My blog entries are usually driven by current events, by material suggested or sent to me by others, or by whatever strikes my fancy. There's no real plan. Accordingly, I occasionally notice that I've unfairly ignored certain communities. It just happens. For instance, it turns out I've only posted about five images San Clemente over the past three years. My mea culpa begins with the 1950s postcard of Downtown San Clemente posted above.
This next photo shows beach parking at San Clemente in about 1928. From my own childhood, I seem to remember a big dirt parking lot. Today the lot is paved, landscaped, and well-lighted.
In the early days, developer Ole Hanson decreed that all buildings in San Clemente must conform to the town's slogan: "The Spanish Village of White Houses." Everything built was in a Spanish motif and featured white walls and red roofs.
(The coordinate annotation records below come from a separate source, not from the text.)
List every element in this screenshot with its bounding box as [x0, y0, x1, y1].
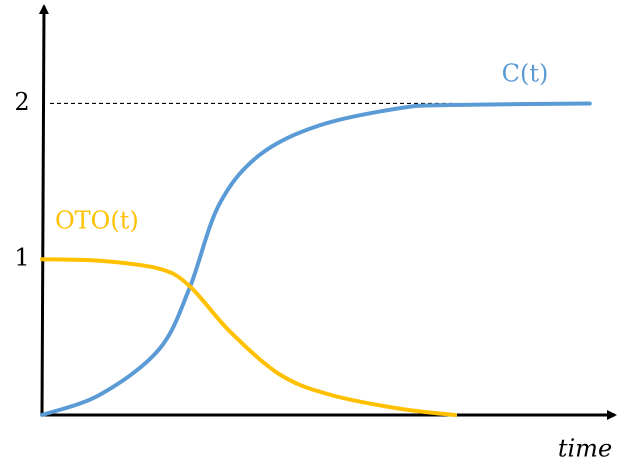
- y-axis: [38, 4, 49, 416]
- x-axis-label: time: [558, 435, 612, 463]
- line: [40, 257, 458, 417]
- series-label: C(t): [502, 60, 549, 88]
- line: [40, 101, 592, 417]
- series-label: OTO(t): [55, 207, 139, 235]
- y-tick-label: 2: [14, 88, 29, 116]
- y-tick-label: 1: [14, 244, 29, 272]
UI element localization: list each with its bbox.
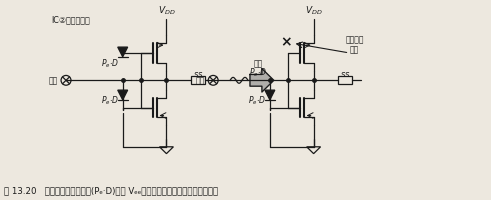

Perhaps you thought South County's planned communities and strict CC&Rs were something recent?


Randy Kraft said...

I love San Clemente !

That is one city with a hot bar scene !

Anonymous said...

If you're curious how CC&Rs and planned communities came to be, you might enjoy reading "Bourgeois Nightmares: Suburbia, 1870-1930" by Professor Robert M. Fogelson. The planning at Palos Verdes definitely helped set the tone in Southern California. It's a good read and available from Amazon.